This is not an accruate representation of the Julia community.

Hopefully people go to GitHub or discourse.julialang.org or julialang slack and try out for themselves.

> This is not an accruate representation of the Julia community.

Two of the people who look the worst are co-founders of Julia. Are they not involved with Julia anymore?

We are and will continue to be.

Dan's representation of things is wildly misleading. We worked with him extensively and even had him over to a 4th of July party the year that he was working on Julia stuff. Dan wrote a fuzzer and found a lot of obscure but not practically important bugs, almost all of which were nevertheless fixed quickly. He also found a few other less obscure bugs which were also fixed, usually within a few hours. He made a number of fixes himself as well, for which we were and still are greatly appreciative.

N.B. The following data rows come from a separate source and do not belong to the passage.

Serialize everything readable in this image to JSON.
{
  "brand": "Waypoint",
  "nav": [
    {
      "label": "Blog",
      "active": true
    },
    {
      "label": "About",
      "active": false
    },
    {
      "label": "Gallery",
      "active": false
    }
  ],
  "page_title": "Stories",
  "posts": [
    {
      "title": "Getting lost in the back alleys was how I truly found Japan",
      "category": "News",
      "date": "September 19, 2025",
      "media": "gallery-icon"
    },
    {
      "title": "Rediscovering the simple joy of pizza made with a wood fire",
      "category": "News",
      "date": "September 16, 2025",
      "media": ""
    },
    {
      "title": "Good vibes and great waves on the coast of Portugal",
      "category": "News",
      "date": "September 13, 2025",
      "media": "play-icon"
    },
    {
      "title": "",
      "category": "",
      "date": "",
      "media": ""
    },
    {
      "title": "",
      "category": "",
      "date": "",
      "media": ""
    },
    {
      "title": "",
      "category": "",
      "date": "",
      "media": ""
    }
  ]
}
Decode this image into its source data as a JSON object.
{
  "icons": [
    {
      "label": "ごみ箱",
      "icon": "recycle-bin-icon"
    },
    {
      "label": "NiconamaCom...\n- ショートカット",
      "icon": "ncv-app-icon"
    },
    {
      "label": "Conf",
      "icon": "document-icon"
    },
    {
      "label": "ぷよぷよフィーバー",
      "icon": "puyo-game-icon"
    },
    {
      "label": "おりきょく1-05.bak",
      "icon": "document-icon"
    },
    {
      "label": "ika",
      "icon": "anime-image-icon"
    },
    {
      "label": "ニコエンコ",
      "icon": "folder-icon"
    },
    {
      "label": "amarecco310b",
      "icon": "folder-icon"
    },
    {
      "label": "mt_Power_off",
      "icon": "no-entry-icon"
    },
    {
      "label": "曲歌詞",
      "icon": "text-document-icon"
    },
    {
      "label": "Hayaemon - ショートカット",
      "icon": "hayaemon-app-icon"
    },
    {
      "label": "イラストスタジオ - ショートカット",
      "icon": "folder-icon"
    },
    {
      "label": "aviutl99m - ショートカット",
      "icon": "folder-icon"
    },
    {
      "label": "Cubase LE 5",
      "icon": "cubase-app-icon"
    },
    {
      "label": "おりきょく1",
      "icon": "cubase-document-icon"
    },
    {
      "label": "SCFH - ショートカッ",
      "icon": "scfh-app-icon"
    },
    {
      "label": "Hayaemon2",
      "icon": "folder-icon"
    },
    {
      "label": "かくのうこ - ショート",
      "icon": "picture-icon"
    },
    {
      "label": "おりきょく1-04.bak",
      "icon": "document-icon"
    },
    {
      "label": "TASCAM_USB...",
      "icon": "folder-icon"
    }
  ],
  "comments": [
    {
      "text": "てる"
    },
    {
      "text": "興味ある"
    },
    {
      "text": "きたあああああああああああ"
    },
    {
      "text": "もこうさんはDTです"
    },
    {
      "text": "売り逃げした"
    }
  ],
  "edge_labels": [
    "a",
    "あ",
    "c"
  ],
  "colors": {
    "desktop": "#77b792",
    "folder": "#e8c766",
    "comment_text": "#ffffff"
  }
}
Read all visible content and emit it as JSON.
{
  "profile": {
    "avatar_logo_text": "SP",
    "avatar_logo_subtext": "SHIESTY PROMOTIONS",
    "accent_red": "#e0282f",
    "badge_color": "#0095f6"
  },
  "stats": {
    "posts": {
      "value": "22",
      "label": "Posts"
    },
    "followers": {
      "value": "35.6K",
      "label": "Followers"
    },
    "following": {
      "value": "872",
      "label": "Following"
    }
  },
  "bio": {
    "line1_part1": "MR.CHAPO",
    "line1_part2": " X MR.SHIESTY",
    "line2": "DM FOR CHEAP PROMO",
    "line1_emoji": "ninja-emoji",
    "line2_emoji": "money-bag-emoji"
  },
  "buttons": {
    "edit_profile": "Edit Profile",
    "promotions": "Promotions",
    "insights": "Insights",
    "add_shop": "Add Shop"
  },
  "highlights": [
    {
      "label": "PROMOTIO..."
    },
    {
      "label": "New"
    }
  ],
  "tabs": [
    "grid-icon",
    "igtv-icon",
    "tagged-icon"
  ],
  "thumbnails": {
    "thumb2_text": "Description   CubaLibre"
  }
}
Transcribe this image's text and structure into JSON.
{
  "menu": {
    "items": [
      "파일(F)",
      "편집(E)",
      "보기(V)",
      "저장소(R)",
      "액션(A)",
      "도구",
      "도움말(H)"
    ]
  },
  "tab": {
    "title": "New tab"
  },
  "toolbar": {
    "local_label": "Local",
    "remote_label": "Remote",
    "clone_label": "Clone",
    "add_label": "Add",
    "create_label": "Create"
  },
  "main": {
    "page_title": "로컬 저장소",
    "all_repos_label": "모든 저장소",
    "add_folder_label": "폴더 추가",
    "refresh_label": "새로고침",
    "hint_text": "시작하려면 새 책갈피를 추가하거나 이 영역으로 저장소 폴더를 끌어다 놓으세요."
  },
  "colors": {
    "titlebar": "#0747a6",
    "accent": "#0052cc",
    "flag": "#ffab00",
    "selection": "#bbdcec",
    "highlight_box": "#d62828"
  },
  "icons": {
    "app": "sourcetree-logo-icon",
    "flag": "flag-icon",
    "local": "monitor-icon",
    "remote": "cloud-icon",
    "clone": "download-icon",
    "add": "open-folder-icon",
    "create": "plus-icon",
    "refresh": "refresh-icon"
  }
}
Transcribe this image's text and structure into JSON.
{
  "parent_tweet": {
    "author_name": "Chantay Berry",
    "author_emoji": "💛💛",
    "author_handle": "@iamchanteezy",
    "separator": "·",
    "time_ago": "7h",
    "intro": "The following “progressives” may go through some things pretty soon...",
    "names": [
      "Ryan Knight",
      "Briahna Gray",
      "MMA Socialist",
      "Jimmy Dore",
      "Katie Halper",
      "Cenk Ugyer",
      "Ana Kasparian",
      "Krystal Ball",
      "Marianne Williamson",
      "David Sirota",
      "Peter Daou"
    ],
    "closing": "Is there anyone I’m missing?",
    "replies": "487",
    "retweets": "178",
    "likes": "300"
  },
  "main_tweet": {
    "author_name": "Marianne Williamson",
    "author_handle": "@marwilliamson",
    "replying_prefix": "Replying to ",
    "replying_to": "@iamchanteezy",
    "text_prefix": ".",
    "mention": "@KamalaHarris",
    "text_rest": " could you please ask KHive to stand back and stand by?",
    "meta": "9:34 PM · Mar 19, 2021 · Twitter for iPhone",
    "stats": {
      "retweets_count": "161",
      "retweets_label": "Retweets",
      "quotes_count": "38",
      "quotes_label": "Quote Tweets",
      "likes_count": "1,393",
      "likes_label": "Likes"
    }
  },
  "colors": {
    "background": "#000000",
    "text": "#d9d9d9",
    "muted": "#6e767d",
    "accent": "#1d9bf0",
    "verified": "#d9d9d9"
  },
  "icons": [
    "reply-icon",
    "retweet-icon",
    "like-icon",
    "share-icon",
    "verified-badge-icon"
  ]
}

Dan had complaints about various things about Julia at the time. He was in the habit of emailing me directly about them. This is not great form in open source, but we were personally acquainted so it was fine. However, since I didn't have the knowledge or time to fix most of these issues, I generally encouraged him to post them on julia-dev or GitHub. As I recall, he usually did not.

As this continued, I encouraged him to write a constructive blog post about what he thought could be done better. Instead, he wrote a gotcha piece—the one posted here yet again—that implied that we don't care about bugs or software quality and had ignored or dismissed issues that he'd reported. He had been studying what kind of content does well on HN and how to get on the front page [1], and it's tempting to speculate that he knew that a dramatic criticism would get much better traction than a fairer critique.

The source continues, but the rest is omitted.